Il est des délais de traduction qui ne trompent pas. Et le fait que les Recherches en ethnométhodologie (1) ont attendu quarante ans pour être publié en français peut être vu comme un signe de la profonde ambivalence des sociologues français vis-à-vis de ce courant. Une situation, à vrai dire, loin d’être franco-française. Publié pour la première fois en 1967 par le sociologue Harold Garfinkel, l’ouvrage fonde en effet une perspective de recherches radicalement nouvelle dans la discipline, prenant à contre-pied les façons de faire les mieux établies.
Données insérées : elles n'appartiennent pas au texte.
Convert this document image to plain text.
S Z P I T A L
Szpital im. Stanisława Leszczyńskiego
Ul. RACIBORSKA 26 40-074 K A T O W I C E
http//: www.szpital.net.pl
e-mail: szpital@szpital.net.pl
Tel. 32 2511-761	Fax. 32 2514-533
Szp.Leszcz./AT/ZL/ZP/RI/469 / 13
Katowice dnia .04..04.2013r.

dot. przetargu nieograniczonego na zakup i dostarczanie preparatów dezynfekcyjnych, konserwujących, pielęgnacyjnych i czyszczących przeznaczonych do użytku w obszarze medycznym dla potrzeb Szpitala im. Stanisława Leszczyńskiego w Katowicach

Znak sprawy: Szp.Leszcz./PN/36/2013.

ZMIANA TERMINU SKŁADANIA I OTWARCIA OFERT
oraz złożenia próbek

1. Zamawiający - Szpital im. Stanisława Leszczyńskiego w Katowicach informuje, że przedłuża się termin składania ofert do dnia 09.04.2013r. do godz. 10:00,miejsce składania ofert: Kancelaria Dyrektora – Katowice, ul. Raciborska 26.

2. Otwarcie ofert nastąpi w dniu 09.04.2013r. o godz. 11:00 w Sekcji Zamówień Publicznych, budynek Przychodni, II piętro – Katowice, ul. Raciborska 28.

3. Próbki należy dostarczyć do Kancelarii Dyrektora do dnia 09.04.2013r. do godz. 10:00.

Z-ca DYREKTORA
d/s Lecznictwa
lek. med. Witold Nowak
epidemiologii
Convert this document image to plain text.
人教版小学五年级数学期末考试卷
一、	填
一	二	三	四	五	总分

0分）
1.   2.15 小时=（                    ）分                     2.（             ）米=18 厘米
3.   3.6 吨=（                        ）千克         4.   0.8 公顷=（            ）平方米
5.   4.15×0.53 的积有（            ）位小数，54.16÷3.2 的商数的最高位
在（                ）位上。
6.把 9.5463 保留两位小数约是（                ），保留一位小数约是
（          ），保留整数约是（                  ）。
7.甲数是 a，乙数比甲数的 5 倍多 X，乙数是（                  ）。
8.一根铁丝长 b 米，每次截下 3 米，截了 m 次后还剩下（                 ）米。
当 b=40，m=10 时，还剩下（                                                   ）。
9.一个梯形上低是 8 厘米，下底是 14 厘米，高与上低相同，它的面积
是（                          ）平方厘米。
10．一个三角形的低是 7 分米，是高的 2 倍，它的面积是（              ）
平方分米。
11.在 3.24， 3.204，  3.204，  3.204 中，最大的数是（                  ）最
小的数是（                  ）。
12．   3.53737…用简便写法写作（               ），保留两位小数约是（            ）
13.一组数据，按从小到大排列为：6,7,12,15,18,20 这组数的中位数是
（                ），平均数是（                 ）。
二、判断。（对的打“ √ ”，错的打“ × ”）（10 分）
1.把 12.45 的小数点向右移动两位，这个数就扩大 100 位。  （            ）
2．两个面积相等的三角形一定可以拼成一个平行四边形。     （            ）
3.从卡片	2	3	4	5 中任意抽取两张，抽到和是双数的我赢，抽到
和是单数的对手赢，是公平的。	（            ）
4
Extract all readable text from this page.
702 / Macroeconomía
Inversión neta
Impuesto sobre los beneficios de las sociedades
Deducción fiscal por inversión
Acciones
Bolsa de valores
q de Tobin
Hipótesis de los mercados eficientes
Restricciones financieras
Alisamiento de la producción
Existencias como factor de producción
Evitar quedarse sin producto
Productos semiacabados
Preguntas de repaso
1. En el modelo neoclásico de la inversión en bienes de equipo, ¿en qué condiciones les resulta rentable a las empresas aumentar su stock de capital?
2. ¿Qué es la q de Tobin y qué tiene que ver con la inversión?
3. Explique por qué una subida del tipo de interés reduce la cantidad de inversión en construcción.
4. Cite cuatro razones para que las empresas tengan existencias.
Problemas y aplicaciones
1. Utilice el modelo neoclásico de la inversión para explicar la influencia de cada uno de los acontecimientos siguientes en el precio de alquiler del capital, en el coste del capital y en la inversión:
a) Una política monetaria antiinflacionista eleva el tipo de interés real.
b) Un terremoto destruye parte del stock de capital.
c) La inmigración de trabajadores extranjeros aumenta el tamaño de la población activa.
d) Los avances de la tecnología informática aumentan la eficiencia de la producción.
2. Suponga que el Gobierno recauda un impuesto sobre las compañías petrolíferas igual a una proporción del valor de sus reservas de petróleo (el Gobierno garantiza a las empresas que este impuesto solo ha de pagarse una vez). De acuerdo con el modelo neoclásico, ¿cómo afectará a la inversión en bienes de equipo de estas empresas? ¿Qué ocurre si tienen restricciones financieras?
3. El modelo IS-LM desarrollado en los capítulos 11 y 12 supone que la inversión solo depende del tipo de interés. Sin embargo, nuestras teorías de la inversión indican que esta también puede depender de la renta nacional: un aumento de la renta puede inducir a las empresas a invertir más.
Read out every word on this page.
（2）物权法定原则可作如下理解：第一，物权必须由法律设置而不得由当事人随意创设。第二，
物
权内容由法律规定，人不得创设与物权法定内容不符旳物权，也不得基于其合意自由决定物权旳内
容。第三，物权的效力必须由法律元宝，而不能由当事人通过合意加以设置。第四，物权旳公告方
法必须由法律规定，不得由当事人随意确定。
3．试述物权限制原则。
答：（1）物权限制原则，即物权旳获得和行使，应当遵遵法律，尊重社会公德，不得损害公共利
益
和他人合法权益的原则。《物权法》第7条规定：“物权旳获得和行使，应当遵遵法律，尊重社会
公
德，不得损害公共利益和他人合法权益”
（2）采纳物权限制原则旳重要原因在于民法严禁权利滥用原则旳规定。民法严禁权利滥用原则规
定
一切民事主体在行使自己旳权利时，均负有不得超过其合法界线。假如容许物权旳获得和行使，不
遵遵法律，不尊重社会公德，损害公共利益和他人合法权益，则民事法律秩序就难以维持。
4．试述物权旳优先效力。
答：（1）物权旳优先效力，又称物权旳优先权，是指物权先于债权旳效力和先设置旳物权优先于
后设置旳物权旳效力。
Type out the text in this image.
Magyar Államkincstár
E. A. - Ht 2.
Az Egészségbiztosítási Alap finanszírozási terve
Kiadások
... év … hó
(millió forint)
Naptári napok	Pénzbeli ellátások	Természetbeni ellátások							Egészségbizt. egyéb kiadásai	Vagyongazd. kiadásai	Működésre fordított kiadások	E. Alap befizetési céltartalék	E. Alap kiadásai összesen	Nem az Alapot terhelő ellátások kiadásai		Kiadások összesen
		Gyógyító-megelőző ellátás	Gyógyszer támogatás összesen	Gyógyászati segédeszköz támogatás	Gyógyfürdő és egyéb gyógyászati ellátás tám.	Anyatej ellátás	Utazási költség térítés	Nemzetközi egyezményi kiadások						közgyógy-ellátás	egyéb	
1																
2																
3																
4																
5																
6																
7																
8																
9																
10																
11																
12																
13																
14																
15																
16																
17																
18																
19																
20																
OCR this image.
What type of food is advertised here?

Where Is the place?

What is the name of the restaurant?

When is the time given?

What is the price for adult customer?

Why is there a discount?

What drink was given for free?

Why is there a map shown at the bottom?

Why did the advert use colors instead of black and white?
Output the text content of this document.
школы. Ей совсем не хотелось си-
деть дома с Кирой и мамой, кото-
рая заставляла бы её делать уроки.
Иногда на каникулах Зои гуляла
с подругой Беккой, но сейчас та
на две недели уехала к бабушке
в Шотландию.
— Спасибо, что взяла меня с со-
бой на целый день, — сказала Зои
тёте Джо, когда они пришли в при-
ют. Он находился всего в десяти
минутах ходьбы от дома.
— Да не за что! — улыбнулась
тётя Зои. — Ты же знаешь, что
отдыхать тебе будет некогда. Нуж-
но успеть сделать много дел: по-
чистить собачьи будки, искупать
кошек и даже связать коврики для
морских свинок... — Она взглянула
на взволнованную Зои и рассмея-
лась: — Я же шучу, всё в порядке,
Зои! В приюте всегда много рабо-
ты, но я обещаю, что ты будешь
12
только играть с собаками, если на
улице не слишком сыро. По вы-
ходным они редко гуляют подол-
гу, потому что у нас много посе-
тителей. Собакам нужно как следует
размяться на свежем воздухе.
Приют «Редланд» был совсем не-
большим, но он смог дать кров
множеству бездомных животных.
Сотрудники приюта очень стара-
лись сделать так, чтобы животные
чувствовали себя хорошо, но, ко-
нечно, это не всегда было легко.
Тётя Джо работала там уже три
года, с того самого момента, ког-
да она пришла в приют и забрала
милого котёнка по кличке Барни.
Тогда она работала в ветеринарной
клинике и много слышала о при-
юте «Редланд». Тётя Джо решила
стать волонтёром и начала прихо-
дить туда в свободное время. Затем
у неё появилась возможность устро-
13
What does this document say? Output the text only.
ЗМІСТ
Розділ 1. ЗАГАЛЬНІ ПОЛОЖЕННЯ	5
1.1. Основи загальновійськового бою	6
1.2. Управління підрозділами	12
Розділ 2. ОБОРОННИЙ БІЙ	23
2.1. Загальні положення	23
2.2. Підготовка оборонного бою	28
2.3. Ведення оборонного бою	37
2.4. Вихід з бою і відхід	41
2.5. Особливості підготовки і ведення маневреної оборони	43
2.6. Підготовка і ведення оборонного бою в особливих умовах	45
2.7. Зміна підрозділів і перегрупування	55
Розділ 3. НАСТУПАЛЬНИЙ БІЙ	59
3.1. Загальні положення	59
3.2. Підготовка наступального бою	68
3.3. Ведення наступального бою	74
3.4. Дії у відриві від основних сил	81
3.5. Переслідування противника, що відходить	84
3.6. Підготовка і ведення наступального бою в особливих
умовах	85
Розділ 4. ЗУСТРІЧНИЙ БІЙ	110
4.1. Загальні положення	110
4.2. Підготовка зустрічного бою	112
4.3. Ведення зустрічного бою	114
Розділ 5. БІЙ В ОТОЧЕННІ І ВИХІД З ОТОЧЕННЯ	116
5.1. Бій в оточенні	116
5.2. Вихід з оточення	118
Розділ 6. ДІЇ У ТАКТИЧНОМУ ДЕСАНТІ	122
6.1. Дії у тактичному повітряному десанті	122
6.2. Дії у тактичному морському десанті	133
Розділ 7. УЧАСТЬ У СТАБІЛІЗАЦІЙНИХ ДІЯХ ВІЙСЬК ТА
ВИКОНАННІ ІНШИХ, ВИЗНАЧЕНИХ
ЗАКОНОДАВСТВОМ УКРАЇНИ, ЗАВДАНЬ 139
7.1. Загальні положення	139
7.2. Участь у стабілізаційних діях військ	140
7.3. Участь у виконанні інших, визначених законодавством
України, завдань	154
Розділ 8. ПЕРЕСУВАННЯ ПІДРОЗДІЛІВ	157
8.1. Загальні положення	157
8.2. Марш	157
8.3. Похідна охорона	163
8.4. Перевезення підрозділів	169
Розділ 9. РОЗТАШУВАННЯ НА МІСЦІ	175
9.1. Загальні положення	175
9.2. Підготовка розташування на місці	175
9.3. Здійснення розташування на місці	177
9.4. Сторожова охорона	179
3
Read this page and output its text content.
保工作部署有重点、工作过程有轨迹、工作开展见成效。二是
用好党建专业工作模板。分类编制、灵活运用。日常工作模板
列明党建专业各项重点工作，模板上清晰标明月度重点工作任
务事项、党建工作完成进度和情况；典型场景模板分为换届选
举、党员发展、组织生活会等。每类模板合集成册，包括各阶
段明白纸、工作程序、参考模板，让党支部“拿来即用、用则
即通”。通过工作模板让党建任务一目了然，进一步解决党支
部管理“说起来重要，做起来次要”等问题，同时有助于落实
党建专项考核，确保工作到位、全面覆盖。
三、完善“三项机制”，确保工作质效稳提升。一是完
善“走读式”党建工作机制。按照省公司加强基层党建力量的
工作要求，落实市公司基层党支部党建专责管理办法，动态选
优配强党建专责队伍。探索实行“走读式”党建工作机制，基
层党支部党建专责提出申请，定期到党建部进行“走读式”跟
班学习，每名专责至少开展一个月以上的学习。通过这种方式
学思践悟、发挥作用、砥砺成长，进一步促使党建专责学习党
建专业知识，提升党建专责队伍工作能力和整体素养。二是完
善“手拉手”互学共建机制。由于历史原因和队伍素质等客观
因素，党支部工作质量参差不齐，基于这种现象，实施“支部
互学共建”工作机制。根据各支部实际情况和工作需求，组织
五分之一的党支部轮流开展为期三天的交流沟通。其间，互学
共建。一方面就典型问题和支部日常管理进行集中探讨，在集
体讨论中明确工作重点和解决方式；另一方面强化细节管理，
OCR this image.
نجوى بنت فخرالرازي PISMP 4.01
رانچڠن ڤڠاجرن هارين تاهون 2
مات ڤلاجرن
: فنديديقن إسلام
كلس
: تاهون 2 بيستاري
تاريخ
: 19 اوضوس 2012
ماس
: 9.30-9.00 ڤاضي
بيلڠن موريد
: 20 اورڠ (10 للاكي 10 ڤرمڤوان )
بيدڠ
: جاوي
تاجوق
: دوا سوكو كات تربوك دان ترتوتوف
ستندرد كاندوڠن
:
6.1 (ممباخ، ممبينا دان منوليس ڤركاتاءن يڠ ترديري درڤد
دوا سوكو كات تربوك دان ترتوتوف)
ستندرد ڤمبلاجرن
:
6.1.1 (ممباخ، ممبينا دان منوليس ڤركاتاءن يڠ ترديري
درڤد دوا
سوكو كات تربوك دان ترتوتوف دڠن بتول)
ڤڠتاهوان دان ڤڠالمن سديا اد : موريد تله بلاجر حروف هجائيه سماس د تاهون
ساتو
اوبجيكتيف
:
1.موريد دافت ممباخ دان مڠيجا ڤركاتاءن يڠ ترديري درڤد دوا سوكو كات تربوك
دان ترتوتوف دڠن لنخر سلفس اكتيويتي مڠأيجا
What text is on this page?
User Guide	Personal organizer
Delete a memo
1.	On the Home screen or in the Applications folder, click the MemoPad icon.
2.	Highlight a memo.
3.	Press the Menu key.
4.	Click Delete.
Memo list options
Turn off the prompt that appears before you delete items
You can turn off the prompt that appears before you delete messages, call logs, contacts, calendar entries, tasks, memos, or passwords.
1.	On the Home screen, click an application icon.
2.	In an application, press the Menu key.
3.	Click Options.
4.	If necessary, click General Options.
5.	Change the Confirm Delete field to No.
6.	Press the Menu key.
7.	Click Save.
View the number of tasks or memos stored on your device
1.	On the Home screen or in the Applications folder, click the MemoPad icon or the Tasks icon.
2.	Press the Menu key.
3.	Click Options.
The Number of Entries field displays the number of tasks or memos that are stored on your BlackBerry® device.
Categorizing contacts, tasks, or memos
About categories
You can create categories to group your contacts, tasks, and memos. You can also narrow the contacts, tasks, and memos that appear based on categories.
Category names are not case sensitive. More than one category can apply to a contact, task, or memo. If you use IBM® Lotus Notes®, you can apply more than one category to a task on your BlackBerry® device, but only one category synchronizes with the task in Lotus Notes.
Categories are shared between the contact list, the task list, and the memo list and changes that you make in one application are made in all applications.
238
D’où un statut paradoxal de classique marginal, ouvrage très largement cité et discuté (tout manuel de sociologie qui se respecte lui consacre un chapitre), mais dont le courant de recherches qui s’en inspire est resté à la périphérie de la discipline. Qu’y a-t-il donc de si inouï dans les propos de H. Garfinkel ?
Comment l’ordre est-il produit ?
Pour le comprendre, il faut brièvement rappeler le contexte d’apparition de l’œuvre. Né en 1917, H. Garfinkel est au début des années 1950 inscrit en thèse sous la direction du sociologue Talcott Parsons. Figure marquante de ce que l’on a appelé le fonctionnalisme, ce dernier est marqué par le problème de l’ordre : pourquoi y a-t-il dans le monde social de l’ordre plutôt que le chaos ? La réponse qu’il apporte dès 1937 (dans The Structure of Social Action) à cette question est que les individus agissent en suivant « des modèles normatifs qui règlent les conduites et les appréciations réciproques ». Ces normes sont incorporées par les individus au cours de la socialisation et appliquées sans même avoir besoin d’y réfléchir. Parallèlement, H. Garfinkel se nourrit aussi de la pensée du sociologue Alfred Schütz (1899-1959). Inspiré par la phénoménologie d’Edmund Husserl, il tente de décrire l’expérience individuelle du monde social comme un monde intersubjectif allant de soi, un monde de routines.
La production d’un monde quotidien ordonné, non problématique, routinier fascine également Garfinkel. Mais les réponses de ses prédécesseurs ne le satisfont guère. En effet, dans les deux cas, tout se passe comme si les normes ou les routines agissaient de leur propre force, comme si les individus, dans leur action ordinaire, ne faisaient qu’appliquer mécaniquement des règles qui leur seraient extérieures. Et que, symétriquement, le sociologue n’avait rien à dire sur la manière dont concrètement les gens (inter)agissent ou se comprennent. Les Recherches va illustrer le point de vue opposé. Pour le fondateur de l’ethnométhodologie, l’ordre social (un monde prévisible) ne s’impose pas aux individus, il est produit par eux. S’appuyant notamment sur l’interactionnisme symbolique et le courant pragmatique, il montre que loin d’être des idiots culturels agissant selon des alternatives préétablies, les individus ont des compétences pour interpréter la situation dans laquelle il se trouve et y agir convenablement. La science des ethnométhodes, c’est-à-dire des « procédures appuyées sur un stock de connaissances qu’utilisent les membres dans leur activité quotidienne », vise donc à rendre compte le plus finement possible « de la manière dont les individus font et disent ce qu’ils font et disent lorsqu’ils agissent en commun, dans le but de découvrir les “méthodes” qu’ils utilisent pour accomplir, au moment même où ils le font, l’activité pratique dans laquelle ils sont pris (2) ».